«Alguna vez de un costado de la luna
verás
caer los besos que brillan en mí.»
—Alejandra Pizarnik—
Si algo he aprendido en los sábados de estos últimos siete meses, aquí en Manitoba, en la cocina de Margot y también en la
mía propia, es que en cada plato que se cocina o en cada tarta que se elabora
cada uno de los ingredientes, desde el más insustancial al más sustancial y
desde el más minúsculo al mayor, es determinante a la hora del resultado final
hasta un límite insospechado. Saben los amantes de los fogones cuán de cierto
hay en ello, pues los olvidos, las desmesuras y los desatinos en la cocina tienen
un alto precio, que a veces ni la habilidad de resolver y reaccionar, es decir,
el oficio, es suficiente para salvar la honra. La cocina es una grandísima
escuela para todo y también para aprender algo de una importancia vital para
crecer como personas, pues en ella se aprende como en ningún otro lugar a desistir,
a tirar y a comenzar de nuevo. Y un día tras otro te hace beber de la humildad,
como te hace dudar de lo que sabes, sintiéndote un eterno aprendiz, algo que
también sucede al escribir. Muy probablemente es esto lo que más sorprende a
quien se aproxima a la cocina siendo contador de historias, ya que es increíble
lo mucho que se parece el oficio de contar al de cocinar. Ambos ansían con el
resultado de mezclar una serie de ingredientes la felicidad de los otros. El
acto íntimo, concentrado y solitario que es escribir y cocinar busca siempre
esos ojos alzados al cielo por complacencia del lector y del comensal; busca alimentar
el hambre de historias y de sustento del otro; busca curarle sino los males,
sí las heridas, en la medida de lo posible, a quien degusta el libro y el
plato. La creación y elaboración de un producto final, del mismo modo, para
quien escribe como para quien cocina, es un trasvase de energía hacia el resto,
y es más que evidente, que el talento, amor y generosidad como la satisfacción
y el estado de realización del que escribe o cocina, del hacedor de historias y
platos, se traslada a la parcela más sensitiva del tercero. En estos últimos
meses en que en mí, la escritura y la cocina, se han entrelazado y hermanado,
muchos han sido los momentos en que al escribir he tenido ganas de salir
corriendo hacia la cocina o al cocinar, como ya he mencionado en alguna que
otra ocasión, me han asaltado los pensamientos vagabundos y los he tenido que
asir con las manos llenas de harina a mi piel para algunas medias horas después
escribirlos en un papel. En esa tesitura me vi ayer, —al atardecer—, mientras
preparaba una tarta de almendra con arándanos. De pronto, noté el peso de un
pensamiento instalándose en mi cuerpo, con su característica insistencia
descarada, advirtiéndome sin advertir: «Heme aquí, préstame toda tu atención.»
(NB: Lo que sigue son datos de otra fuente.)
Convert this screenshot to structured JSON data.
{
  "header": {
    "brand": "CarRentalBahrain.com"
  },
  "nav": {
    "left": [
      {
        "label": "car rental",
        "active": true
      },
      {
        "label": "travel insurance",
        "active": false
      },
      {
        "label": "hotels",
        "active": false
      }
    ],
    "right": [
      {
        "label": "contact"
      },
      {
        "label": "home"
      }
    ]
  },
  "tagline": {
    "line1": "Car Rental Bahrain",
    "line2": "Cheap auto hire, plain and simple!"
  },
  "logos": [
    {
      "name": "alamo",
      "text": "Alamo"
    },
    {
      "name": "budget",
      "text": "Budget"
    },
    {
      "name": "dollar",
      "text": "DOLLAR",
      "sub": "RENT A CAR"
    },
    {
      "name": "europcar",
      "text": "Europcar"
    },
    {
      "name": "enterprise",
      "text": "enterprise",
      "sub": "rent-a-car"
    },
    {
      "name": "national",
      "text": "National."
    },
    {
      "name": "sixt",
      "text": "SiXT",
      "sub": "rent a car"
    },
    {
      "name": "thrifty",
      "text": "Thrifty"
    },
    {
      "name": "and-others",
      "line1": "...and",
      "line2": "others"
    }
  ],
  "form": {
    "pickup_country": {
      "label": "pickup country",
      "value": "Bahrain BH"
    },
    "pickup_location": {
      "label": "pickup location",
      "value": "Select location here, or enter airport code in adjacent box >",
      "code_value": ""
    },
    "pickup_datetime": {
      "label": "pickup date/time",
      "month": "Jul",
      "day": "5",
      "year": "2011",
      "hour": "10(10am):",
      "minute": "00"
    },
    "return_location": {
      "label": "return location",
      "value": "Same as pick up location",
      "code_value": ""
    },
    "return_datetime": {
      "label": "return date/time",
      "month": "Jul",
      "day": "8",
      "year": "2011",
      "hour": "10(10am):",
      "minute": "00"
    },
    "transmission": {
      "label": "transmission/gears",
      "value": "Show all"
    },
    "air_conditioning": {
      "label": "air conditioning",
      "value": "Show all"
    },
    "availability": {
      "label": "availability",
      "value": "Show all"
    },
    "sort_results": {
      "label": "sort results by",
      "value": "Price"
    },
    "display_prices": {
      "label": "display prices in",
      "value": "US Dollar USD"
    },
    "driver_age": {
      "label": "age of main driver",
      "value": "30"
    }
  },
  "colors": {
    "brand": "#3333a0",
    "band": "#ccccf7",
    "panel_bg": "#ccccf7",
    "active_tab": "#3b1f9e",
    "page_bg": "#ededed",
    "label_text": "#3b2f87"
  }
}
No lo hice, seguí elaborando la tarta, sabiendo como sé que el pensamiento iría
tomando forma mientras mezclaba ingredientes. Sabía que incluso olvidándome de
él, él haría su trabajo silencioso. Le dejé hacer, porque yo andaba absorta en
la tarta y también en la inmensa luna llena, una súper luna sin filtros y más
pegadita a la tierra que nunca, una luna de sangre que se asomaba sobre la
pradera de Manitoba. Al verla, la saludé: «Hola, luna lunera. Hola, bonita, ya
vuelves a salir para todas nosotras.» Estaba a esa hora ya: hermosa, espléndida, e
iría a más. Y yo en aquella cocina me sentía porosa a su influjo, más fértil,
más pasional, más permeable y vulnerable a los sentidos, a las
caricias y a los sentimientos. Notaba como cada centímetro de mi cuerpo y cada
átomo de mi ser tomaban la batuta y me contaban las razones por las que ser
mujer es algo que trasciende a lo común y mortal y se eleva a lo universal. Y
sabía que otras muchas como yo, en todas partes y en todos los
lugares del mundo, en ese instante
estaban sintiendo lo mismo y preferían aguardar a solas, en
silencio, a la luna, sin ningún estorbo, concentradas en sí mismas
y en sus tareas que estar en otra cosa y con otra gente. Porque cuando la luna está así, las mujeres somos todavía
más los que somos, una parte importantísima de la naturaleza, y la luna que no
conoce ni de especies ni de razas, sólo de hembras, nos agrupa a todas a su
alrededor. Es la luna quien hace que el mundo gire, florezca, nazca y renazca.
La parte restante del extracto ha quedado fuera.